The narration unfolds in a space which is defined by the draw of action, the postures, the movements, the axons and the directions of the bodies, as in Dega’s paintings. In order to widen the scenes of action, the young painter often resorts to perspective shortenings which he controls with a breathtaking mastery, completely unusual for his age and our days. Furnishing, utensils and objects are few, meaningful and communicative. They watch the action, they mark the psychology of the scene, they are conformed or even better they are deformed symmetrically and proportionally.
I believe that the description of the thematic material has already led us to the choices of Bitsikas’ work: The prevalent colours are black and white. Material: all the materials that can serve drawing, especially inks, common and photocopy toner, as in the drawings on acetate presented currently by the painter.
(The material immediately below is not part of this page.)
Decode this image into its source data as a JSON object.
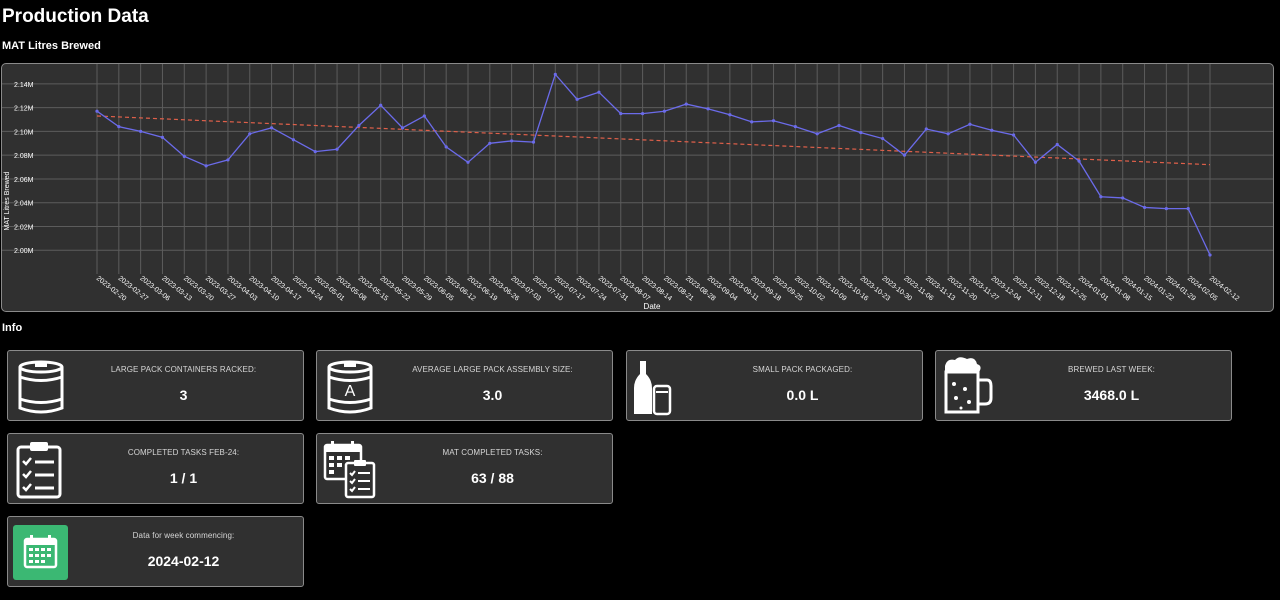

Means of exploring the body is the drawing. A solid, penetrating, stereoscopic drawing that determines the volume of the bodies and their dialogue with space. A drawing that places bodies and objects in space. A drawing that requires numerous hours of study on the nude. The aged bodies were not difficult to be found and studied, since the School of Fine Arts of Athens holds the charitable and useful tradition of keeping the same models up to their old age.
I have already spoken about the concern for space which characterises Bitsikas’ painting. For the space structuring in his drawings. It is not difficult therefore to understand how the painter was led to the original idea of decomposing his drawing, of inscribing it on several transparent layers of acetate, creating this way a dynamic moving painting holography. The overlapping layers create to the spectator the illusion that he enters the actual place of action while at the same time they delay the perusal time and they climax the “discoveries” that lurk, hidden, thoughtfully, in the farthest levels by the painter. The narration in this way regains the duration, the lost time taken away by the simultaneity of the traditional picture, while the scene becomes more dramatic with the cinematographic trick of surprise, suspense.
It is obvious that in order to achieve this complex result you must have great painting and drawing abilities. Xenofon Bitsikas is one of the most gifted draftsmen that have passed from our School over the past years. His gesture is strenuous but controlled. The width of his line is electrified, with incessant alternations, dynamic curves, spiral unfoldings, fractures, fadings and emergings. The line, the spot, the light and the shadow built an elliptical and at the same time legible system, where forms and space interlace and define dialectically one another.
Xenofon Bitsikas is a mature craftsman. But mostly he is a mature artist. Because his technical ability serves a vision, reveals us a world, as it happens only with the authentic creators. His presence in the new Greek artistic scene instigates promising expectations.